69. Krebs' second criticism was addressed to the imbalance between the amount of money spent on TB control and on research, with over nine times as much spent on the former at the time of the report. In New Zealand, the ratio was much smaller, with the amount spent on control just under twice that spent on research. The difference was in the research budget, standing as it did at £1.7 million in Great Britain and nearly £5 million in New Zealand.[200] Krebs recommended that the research budget should be reviewed and that farmers should perhaps be expected to contribute to the control costs. In its response, the Government was non-committal on the latter issue, but agreed to review the amount spent on research both in absolute terms and as a proportion of the total MAFF TB budget.[201] The outcome is that in 1999/2000 an extra £7.4 million has been allocated to research, consisting of £1.4m for the programme outlined above and £6.0 million for the culling trial, the road traffic accident survey and all data collection work for epidemiological analysis.[202] The NFBG objected to the combining of the trial with research such as the TB99 form and the survey of badger casualties[203] and argued that "there is still a huge imbalance in the allocation of funding towards research".[204] However, we believe that the increased funding for TB research represents a victory for MAFF and that it is more important now to direct this money wisely. This, we believe, MAFF is doing. There has to remain a question over the future funding of the research programmes as the CSR settlement covers only three years, and will be reviewed after two years.[205] We recommend that MAFF ensure that funding for research into bovine TB remain a priority and that the level of funding is sufficient to ensure that the programme of research recommended by Krebs be completed.
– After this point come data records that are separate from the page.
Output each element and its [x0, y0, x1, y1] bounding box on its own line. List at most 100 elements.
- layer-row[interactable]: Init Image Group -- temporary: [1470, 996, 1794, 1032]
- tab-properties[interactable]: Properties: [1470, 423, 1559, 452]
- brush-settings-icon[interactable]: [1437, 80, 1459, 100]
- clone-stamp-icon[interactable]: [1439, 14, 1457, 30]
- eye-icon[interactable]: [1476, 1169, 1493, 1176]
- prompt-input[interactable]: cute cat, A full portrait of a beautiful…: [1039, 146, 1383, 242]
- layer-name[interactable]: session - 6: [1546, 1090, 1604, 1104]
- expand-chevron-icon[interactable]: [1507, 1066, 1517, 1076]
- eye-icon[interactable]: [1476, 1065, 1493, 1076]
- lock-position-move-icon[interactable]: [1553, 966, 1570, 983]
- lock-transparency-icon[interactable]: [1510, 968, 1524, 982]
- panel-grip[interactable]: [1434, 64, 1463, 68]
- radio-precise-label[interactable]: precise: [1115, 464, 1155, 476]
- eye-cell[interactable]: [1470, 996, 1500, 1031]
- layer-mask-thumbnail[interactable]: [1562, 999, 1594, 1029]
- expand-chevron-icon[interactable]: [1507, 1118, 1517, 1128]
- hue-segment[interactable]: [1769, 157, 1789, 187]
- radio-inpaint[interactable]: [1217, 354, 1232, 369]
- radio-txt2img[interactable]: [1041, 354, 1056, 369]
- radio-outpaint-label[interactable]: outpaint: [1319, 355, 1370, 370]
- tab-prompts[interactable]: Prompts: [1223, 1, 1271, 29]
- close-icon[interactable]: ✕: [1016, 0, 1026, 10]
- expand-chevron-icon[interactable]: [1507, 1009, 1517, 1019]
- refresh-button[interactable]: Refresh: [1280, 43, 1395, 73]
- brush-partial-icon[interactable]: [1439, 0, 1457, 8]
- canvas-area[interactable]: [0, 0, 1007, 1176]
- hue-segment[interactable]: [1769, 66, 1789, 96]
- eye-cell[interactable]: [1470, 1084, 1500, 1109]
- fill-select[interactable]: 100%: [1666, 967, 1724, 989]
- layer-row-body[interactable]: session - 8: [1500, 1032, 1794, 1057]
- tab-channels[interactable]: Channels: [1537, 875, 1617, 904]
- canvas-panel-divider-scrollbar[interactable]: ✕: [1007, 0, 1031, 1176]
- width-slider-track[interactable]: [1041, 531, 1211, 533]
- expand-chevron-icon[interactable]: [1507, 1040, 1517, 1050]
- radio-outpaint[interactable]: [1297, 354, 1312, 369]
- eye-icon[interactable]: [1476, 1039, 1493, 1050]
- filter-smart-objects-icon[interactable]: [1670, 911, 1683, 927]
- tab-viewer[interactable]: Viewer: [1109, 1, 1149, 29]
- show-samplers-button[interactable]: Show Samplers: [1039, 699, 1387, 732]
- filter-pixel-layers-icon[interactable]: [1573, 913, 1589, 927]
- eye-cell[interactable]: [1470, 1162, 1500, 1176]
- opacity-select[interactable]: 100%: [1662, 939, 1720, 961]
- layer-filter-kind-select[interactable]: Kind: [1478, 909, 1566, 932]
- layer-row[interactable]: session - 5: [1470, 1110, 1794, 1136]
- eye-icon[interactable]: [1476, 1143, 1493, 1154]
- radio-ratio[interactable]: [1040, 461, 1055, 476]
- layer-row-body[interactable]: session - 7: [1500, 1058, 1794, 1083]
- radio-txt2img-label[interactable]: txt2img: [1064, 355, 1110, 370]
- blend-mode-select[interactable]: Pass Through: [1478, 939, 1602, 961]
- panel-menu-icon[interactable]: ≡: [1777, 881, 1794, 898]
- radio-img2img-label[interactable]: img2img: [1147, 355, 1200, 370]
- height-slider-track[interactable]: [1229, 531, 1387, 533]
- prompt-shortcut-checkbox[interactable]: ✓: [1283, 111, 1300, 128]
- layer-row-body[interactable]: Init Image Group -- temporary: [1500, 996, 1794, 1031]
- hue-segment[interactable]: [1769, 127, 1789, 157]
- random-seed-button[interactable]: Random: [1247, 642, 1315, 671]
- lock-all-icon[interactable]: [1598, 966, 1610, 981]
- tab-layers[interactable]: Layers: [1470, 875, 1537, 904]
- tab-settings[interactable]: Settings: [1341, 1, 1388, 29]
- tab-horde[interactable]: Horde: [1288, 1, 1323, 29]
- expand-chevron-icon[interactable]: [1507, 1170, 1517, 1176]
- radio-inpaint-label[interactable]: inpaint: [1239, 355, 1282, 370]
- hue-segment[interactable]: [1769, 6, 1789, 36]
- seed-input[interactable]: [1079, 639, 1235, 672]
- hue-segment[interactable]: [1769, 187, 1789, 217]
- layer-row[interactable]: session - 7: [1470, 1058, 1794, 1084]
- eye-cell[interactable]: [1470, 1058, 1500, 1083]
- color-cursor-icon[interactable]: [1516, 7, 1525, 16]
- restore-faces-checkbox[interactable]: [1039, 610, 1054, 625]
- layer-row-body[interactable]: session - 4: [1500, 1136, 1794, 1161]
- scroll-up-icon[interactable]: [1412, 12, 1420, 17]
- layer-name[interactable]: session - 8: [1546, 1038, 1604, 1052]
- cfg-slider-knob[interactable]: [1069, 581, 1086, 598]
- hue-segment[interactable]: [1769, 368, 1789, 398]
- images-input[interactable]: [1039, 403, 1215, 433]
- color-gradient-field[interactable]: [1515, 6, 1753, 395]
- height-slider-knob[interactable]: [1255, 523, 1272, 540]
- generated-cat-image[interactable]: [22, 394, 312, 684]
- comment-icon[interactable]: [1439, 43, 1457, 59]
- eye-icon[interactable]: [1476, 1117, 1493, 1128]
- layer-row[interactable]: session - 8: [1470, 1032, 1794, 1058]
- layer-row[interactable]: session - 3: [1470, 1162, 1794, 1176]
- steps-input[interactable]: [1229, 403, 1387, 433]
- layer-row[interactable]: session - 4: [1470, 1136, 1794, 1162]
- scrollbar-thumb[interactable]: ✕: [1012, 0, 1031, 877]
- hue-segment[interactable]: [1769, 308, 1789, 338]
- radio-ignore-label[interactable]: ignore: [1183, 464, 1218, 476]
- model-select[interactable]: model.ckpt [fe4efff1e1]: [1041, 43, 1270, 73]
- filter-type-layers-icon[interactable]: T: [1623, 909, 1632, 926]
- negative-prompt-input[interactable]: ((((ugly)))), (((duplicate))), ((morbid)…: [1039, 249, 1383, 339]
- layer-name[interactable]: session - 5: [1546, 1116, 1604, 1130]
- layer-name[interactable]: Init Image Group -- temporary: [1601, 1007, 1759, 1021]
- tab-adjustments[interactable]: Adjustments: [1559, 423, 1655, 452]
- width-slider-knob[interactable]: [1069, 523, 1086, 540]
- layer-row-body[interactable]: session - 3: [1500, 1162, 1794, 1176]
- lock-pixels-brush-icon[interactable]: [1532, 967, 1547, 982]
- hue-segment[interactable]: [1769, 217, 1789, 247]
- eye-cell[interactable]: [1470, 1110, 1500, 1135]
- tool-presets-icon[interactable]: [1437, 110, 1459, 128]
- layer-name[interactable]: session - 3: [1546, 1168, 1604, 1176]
70. The NFBG and others who remain supportive of the research strategy proposed in the Krebs report expressed some criticism of the speed with which it has been implemented.[206] While we acknowledge the time needed to complete the process of putting proposals out to tender, we believe that the lack of information on the research programme at a time when the culling trial was underway contributed to the impression of MAFF bias against the badger in the eyes of many witnesses. This was at best unfortunate. Coupled with the continued indecision over the road traffic accident survey and the withholding of information on the trace elements experiment, it has done much to undermine the goodwill of the animal welfare lobby and to break the perception of the Krebs report as a package of measures, rather than as the culling trial alone.